Honestly sounds like the pushrod is set to long.

Thanks. I'm going to check that.

Sounds like brake pad knock back to me.

@rijk, make sure to clean your hub surfaces and that there is no runout on your brake rotors.

Have left nothing to chance: Meticulous revision of all four calipers, new R-pads, new R-discs, new hubs, new SKF wheel bearings. No runout, non abnormal pedal feeling.

I am open to other suggestions.
 
Pad knockback won't give you those symptoms. What pads are you using? I hate to ask, but did you make sure they were in the right way around? What you're describing is exactly what I'd expect if you have the pads inside out...

Ignoring the stupid question, have you bedded the pads / rotors yet?

If the calipers were junkyard parts, did you check that the pads move freely? It's not uncommon (I have bought ~ a dozen of these so far) for there to be corrosion behind the steel pad-stopper plates in the caliper; this can result in the plate being forced inward and blocking / cocking the pad as it moves towards the rotor. Likewise did you verify that all of the pistons move freely? I've also had more than a few arrive with pistons siezed in the bore due to corrosion.
 
Pad knockback won't give you those symptoms. What pads are you using?

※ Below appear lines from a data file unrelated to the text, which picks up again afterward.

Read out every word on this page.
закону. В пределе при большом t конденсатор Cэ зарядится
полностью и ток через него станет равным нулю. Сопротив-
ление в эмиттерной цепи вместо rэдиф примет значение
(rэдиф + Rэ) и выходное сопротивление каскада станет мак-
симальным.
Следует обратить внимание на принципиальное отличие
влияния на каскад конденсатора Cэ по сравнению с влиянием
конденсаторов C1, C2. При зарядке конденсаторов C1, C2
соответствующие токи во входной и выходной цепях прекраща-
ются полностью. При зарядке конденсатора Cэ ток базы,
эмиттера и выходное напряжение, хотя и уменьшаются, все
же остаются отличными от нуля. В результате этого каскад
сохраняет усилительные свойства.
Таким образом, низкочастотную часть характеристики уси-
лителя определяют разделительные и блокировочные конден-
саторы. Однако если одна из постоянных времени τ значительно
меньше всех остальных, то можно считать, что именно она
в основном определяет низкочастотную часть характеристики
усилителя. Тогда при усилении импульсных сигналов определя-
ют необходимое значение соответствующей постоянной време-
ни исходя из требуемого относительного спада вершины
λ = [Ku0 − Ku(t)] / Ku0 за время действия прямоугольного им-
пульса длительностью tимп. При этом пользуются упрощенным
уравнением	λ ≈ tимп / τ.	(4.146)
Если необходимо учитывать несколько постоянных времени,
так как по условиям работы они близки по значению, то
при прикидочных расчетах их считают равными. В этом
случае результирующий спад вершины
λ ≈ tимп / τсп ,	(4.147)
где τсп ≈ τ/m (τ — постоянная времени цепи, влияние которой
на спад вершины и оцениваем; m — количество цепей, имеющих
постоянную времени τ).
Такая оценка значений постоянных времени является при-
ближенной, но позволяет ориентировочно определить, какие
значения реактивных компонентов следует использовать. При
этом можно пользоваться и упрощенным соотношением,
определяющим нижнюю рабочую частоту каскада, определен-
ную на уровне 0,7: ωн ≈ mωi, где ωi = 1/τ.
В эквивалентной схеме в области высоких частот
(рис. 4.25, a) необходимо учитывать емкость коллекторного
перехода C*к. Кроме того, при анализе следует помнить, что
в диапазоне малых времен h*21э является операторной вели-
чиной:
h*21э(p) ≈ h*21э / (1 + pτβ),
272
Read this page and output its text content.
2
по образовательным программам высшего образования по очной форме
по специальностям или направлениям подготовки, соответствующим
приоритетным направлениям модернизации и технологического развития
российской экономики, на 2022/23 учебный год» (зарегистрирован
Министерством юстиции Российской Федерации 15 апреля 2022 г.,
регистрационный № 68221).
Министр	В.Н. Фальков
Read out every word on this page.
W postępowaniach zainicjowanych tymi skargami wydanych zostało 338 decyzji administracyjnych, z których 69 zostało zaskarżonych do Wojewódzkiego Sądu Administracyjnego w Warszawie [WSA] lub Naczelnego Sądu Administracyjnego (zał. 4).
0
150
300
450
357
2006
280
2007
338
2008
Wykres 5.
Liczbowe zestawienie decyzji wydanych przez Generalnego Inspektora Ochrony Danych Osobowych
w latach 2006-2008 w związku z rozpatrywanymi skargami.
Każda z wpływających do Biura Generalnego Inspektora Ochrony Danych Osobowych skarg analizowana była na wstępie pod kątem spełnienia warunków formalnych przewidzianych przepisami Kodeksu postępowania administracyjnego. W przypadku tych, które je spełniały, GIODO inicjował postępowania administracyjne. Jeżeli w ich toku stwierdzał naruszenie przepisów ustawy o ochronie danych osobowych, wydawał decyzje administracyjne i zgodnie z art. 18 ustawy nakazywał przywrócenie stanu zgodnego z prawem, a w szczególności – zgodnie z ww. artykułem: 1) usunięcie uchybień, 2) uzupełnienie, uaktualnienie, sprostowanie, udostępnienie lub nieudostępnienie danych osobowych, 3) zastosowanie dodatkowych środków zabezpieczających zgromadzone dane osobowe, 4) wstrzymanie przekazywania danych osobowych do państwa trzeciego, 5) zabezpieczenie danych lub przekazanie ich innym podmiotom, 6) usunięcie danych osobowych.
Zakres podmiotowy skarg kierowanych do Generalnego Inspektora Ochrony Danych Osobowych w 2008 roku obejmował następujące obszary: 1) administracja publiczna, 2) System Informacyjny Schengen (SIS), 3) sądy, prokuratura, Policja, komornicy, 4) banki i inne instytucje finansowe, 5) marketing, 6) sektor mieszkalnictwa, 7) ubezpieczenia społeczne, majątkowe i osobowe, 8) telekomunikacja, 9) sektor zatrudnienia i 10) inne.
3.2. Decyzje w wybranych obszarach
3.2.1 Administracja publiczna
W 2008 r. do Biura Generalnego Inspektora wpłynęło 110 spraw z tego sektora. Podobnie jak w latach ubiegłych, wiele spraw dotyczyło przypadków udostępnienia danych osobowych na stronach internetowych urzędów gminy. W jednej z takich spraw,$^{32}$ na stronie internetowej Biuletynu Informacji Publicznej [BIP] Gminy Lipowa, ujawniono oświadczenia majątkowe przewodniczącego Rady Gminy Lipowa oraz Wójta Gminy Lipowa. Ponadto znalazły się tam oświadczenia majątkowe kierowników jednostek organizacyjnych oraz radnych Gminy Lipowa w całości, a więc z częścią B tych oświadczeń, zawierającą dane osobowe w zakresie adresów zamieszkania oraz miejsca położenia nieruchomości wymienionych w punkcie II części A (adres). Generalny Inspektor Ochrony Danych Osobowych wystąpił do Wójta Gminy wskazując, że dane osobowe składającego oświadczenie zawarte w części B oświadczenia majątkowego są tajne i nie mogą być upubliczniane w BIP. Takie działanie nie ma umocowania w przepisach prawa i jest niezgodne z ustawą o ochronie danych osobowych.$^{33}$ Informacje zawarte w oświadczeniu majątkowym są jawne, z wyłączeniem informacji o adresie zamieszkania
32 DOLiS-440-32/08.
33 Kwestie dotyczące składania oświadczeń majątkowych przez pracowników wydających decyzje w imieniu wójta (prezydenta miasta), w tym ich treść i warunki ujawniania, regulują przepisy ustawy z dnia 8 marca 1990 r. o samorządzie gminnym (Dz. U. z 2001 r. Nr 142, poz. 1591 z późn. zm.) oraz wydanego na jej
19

OEM R pads. No fancy stuff.

I hate to ask, but did you make sure they were in the right way around? What you're describing is exactly what I'd expect if you have the pads inside out...

With inside out you mean the friction material is facing outwards instead of towards the disc???

Ignoring the stupid question, have you bedded the pads / rotors yet?

I ignore that question :-)

If the calipers were junkyard parts, did you check that the pads move freely? It's not uncommon.

No junkyard parts. Bought second hand from reliable party. Although in good working order all four calipers were overhauled for safety reasons with new OEM parts (pistons,seals etc)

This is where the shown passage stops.